The CPTSD EFs  - like everyone here I guess I'm just starting down that path.  Differentiating between them by level or degree and then our response is a great start though.  Butterfly - I startle really easily sometimes and hadn't considered it as part of a milder EF perhaps.  But I think we're onto something here.  So what to do for the different degrees of an EF? E.g., "Hmmmm, I feel like numbing out - what's going on here and what can I do to stay in the moment?"  So I guess some grounding strategies for staying in the moment. For the more severe ones - I haven't had one in a while but now that my H knows what they are now so I guess talk to him about what's going ion, use Walker's 13 Steps and some of the other soothing strategies, and when I'm able post here to see if that helps to bring it down too. And stay away from food and meds that add to making my system go haywire, rest and not joking here, drink lots of fluids to wash all the toxins out. 
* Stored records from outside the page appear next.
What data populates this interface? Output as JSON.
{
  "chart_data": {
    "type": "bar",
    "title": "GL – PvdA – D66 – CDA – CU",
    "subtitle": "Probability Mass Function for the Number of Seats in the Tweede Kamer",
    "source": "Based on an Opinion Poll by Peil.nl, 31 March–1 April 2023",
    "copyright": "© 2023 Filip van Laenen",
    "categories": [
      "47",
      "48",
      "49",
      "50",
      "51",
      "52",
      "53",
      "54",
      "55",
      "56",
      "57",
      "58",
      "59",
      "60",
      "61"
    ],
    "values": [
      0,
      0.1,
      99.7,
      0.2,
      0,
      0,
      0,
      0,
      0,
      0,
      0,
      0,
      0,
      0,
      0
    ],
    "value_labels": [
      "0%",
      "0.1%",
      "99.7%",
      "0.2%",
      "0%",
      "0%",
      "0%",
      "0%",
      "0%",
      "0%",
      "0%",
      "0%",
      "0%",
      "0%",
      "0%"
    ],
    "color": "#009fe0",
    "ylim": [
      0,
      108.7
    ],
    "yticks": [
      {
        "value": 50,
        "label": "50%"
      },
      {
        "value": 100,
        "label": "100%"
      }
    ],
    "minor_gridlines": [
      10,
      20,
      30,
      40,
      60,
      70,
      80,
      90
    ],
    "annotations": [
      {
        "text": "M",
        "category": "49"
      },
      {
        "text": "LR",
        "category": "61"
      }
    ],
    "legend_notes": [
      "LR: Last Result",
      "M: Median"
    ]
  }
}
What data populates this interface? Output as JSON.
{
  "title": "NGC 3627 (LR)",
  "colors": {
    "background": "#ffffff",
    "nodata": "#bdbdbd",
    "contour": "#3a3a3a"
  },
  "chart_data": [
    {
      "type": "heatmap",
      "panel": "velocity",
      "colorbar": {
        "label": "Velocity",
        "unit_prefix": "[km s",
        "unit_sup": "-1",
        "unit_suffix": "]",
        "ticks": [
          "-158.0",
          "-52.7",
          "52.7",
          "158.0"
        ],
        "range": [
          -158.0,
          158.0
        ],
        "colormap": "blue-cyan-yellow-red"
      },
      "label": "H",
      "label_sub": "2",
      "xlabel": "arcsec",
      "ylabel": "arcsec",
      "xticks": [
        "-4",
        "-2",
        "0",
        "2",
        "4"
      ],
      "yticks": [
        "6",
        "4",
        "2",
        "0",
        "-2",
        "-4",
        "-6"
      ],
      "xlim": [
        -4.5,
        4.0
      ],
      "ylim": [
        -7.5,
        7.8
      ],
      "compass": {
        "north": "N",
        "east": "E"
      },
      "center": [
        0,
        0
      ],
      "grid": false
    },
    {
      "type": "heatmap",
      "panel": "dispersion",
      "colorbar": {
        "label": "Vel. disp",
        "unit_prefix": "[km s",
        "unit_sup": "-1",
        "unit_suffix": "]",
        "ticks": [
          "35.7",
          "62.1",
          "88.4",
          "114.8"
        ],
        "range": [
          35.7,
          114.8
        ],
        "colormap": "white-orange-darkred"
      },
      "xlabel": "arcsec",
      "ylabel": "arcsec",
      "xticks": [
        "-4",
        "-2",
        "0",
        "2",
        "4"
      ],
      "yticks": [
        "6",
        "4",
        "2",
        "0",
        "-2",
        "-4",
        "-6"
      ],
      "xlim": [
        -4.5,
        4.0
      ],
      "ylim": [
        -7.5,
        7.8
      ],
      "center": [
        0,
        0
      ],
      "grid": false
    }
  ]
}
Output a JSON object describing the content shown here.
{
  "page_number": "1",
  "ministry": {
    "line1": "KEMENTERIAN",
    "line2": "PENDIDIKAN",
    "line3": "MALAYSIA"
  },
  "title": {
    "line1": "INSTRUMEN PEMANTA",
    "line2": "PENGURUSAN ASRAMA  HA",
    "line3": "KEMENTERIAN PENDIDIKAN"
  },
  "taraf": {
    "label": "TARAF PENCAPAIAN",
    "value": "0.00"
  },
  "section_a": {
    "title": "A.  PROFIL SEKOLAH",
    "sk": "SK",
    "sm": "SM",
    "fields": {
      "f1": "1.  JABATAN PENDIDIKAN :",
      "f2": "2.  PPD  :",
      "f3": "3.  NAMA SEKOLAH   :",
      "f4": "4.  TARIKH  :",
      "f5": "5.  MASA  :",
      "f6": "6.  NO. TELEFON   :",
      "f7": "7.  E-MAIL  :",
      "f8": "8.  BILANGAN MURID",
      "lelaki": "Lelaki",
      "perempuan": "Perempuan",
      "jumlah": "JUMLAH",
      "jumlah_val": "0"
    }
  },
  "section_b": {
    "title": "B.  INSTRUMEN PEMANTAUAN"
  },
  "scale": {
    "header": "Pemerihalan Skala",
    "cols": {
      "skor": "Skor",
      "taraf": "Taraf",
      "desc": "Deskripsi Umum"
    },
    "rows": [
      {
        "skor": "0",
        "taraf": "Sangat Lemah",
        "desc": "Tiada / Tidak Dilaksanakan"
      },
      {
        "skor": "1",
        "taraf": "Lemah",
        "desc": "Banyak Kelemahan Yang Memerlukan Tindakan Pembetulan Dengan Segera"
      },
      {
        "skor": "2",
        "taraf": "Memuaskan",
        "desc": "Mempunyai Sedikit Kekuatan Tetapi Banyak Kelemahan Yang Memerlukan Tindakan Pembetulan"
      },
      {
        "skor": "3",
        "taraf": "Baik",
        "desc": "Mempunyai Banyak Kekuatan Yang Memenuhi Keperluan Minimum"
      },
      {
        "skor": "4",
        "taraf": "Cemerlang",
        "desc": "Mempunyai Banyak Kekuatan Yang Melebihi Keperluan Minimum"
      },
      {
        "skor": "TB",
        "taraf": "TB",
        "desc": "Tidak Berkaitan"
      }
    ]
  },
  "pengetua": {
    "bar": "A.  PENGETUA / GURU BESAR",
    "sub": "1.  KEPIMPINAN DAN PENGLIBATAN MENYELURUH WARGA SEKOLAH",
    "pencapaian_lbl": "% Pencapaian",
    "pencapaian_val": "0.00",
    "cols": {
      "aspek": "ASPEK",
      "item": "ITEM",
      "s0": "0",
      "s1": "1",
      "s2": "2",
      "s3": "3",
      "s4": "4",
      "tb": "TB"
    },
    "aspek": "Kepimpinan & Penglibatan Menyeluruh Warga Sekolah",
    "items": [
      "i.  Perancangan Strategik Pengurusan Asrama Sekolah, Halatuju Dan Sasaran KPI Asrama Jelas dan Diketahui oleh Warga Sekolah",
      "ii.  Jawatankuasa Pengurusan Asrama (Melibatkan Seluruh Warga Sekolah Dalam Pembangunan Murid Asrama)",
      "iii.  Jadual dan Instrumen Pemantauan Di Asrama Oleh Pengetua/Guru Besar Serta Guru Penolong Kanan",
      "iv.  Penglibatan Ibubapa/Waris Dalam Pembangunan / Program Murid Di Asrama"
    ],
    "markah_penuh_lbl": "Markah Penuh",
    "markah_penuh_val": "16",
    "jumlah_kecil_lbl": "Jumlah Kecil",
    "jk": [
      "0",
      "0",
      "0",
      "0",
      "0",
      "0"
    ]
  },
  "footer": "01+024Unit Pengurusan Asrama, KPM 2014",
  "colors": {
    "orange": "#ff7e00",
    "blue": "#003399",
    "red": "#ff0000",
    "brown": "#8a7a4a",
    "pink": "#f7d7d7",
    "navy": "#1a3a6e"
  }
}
Love the Richtor Scale for EFs  Katz  ;D

Kizzie

#28
I split this topic and moved three posts to "Our Relationships with Others" under "Relationships with SOs" http://outofthefog.net/C-PTSD/forum/index.php?topic=122.msg735#msg735

Annegirl

#29
Just had an ef for a few hours, but I'm still struggling with it, I'm trying to settle my breathing and my chest and stomach and thoughts. I so want to ring my therapist but haven't the money and the children are around. I know it's nothing but I was writing on here when my husband and son started saying, pushing me verbally to get off this forum, my husband started manipulating me and making me feel guilty. I knew that if I were vacuuming or doing dishes he wouldn't have said anything. I always meet my children's needs before I write anything. Anyway all I gave my son the iPad and went to start the dishes, but I nearly started screaming and pulling my hair out and almost cried ( which i was kind of happy about as apparently I need to learn to cry and my facial tic will go away) I kept thinking "it's all I'm good for". Working, it was the only time my mother kind of left me alone, even though if I hadn't done it properly ( like spend 2 hrs on something meticulously cleaning it) she would yell, hit scream until I worked all day long, she even made me late for school most days because I had to do so many things around the house constantly.
So I feel like this is all I'm good for, I went for a walk so I wouldnt shout in front of the kids which I ended up doing to my husband when I came back anyway, he said it wasn't true, but actions speak louder than words. He never tells me to stop what I'm doing if I'm cooking or cleaning. He is nice to me most of the time though even when I am doing something I enjoy.